Les pistes d’amélioration sont connues : poursuivre l’ouverture du concours ; améliorer la formation autour d’une vraie culture générale, de savoir-faire opérationnels et de qualités humaines ; développer l’humilité, le sens de l’écoute, du dialogue, de la communication, de l’innovation et de la créativité ; instaurer une obligation de formation continue pour inciter les fonctionnaires à actualiser leurs connaissances et promouvoir la mobilité entre administrations. En supprimant le monopole de l’ENA sur les fonctions les plus importantes et en réduisant l’écart dans la fonction publique entre ces grands corps – un vocabulaire sans doute à réviser – et les autres hauts fonctionnaires, nous lèverions les obstacles statutaires et mentaux et favoriserions cette mobilité au sein des administrations. Séparer plus nettement les fonctions publique et politique serait indispensable. Les mouvements avec les cabinets ministériels entretiennent la confusion. Le « pantouflage » devrait être reconsidéré pour éviter de geler un poste pendant l’indisponibilité de son prétendu détenteur, lequel préfère momentanément faire de la politique ou administrer une grande entreprise.

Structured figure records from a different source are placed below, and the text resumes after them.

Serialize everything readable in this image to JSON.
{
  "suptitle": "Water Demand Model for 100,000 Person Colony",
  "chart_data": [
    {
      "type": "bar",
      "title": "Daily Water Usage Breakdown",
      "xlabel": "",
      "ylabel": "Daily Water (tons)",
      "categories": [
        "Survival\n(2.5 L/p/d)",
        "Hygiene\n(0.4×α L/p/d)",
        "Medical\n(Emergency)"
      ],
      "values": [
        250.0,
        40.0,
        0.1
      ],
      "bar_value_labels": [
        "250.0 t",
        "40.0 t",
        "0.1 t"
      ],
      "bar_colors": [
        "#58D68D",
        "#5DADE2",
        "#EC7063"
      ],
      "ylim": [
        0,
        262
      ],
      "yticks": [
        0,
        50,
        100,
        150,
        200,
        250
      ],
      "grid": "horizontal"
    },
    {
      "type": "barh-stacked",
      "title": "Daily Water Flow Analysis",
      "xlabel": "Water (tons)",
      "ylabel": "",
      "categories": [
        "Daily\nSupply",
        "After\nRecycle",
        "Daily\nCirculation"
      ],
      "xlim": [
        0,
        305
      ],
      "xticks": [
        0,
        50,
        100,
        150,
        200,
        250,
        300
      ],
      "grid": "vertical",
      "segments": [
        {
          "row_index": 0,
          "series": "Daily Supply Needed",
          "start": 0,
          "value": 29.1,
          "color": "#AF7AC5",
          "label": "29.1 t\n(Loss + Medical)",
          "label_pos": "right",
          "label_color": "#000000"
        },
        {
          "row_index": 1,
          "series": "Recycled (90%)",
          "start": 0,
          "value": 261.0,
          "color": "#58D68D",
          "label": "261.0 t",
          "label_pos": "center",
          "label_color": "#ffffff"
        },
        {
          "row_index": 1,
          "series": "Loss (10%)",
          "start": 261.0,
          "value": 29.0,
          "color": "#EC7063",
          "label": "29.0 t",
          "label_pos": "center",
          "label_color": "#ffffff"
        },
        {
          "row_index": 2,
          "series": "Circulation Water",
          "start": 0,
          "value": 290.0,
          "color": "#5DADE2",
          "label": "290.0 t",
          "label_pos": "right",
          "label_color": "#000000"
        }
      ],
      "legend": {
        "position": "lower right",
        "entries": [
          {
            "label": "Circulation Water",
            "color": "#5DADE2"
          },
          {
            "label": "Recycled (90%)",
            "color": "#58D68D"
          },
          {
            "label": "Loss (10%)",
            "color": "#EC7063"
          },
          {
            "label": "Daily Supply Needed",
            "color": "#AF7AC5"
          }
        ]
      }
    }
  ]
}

Ces pratiques et cette forme de consanguinité n’engendrent pas une élite du courage. Il nous faut posément relever ces enjeux de transparence et de responsabilité. Le temps est venu d’actionner ce levier de la modernisation de l’action publique. C’est l’intérêt de tous, en premier de ceux dont le rang de sortie offre peu de chance d’atteindre les sommets. A retarder leur mue à plus tard, voire trop tard, les hauts fonctionnaires pourraient subir le sort qu’a connu la noblesse française pendant la Révolution. Les Français n’ignorent plus rien de l’évanescence du corps politique et la tentation d’accuser la haute fonction publique des défauts de gouvernance est là. N’attendons pas qu’elle se cristallise.

Au prochain accident démocratique, dont j’écrivais en 2013, que les prémices étaient déjà malheureusement en germe, l’heure de mauvais comptes sonnerait ! L’histoire nous enseigne qu’entre réforme et violence, il n’y a qu’un pas.

Autant faire vite !

 

 

                                                                                                      Alain Lambert

                                                                                                      ancien Ministre

[1]François Bloch Lainé et Claude Gruson, Hauts fonctionnaires sous l’occupation, Odile Jacob, 1996.

[1] Alain Lambert « Déficits Publics, la démocratie en danger, 2013 chez Armand Colin.[1]